The glitzy Galeries Lafayette store in the French capital’s Opera shopping district was evacuated after dozens of protesters chanting anti-capitalist and anti-government slogans took over the third floor.
The protesters were expelled shortly after by security staff.
The store – one of the top destinations in Paris for moneyed foreign tourists, which was targeted by the demonstrators as a "consumerist temple" – said it would remain closed for the rest of the day.
The protest came on a second day of demonstrations to mark the anniversary of a leaderless revolt that badly rattled President Emmanuel Macron's government.
>> A year of insurgency: How Yellow Vests left ‘indelible mark’ on French politics
Twenty people were arrested Sunday in Paris but in most places the protests were peaceful.
On Saturday, police in Paris had battled rioters for hours around the southeastern Place d'Italie square, where a Yellow Vest march was banned by the authorities.
Several cars were overturned or set alight, bus shelters were smashed and a monument to a World War II hero was defaced by demonstrators dressed in black, who wore masks to hide their faces.
‘Unworthy of a democratic state’
A total of 173 people were arrested in Paris on Saturday, Interior Minister Christophe Castaner told Europe 1 radio.
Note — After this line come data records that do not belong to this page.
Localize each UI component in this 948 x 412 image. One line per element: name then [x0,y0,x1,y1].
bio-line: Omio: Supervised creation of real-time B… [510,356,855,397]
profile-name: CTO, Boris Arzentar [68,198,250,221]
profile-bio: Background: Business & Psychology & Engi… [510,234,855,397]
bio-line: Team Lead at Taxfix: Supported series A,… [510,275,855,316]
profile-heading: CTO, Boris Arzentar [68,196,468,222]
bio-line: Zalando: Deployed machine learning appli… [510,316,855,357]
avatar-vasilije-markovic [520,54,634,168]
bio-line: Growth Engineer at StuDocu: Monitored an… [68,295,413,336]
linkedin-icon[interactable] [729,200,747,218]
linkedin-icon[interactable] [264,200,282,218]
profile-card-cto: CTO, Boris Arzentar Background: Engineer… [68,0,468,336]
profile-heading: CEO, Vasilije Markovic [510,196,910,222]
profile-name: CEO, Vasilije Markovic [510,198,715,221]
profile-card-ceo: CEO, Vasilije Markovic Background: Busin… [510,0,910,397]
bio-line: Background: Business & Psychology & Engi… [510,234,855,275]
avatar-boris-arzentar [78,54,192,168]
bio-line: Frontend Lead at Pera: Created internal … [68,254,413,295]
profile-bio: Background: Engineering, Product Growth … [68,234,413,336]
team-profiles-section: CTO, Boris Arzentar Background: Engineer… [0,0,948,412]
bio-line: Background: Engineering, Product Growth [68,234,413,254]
Nationwide, police made 254 arrests.
Castaner, who has been criticised for failing to act on widespread cases of police brutality during past protests, said the Paris demonstrators were mainly "thugs, brutes who came to fight the security forces and prevent the emergency services from doing their work".
But historian Mathilde Larrère wrote on Twitter that she and two friends were prevented from leaving the protest after the clashes began because of police kettling tactics.
She accused the police of tactics "unworthy of a democratic state", citing "the repeated teargassing and [stun] grenades going off everywhere".
In rural France, by contrast, the mood of the anniversary was more festive. Many Yellow Vests returned to the traffic roundabouts they occupied last year when they began rebelling against Macron's economic policies.
The interior ministry put the number of demonstrators on Saturday at 28,600 nationwide, whereas organisers said nearly 40,000 people had rallied – a far cry from the estimated 282,000 who took part in the first big day of protests on November 17, 2018.
The Yellow Vests, who accuse Macron of ruling on behalf of the urban elite, are adamant that they have not gone away.
Some in the movement are now looking to overcome their differences with trade unions, which are planning a major transport strike over pension reforms starting on December 5.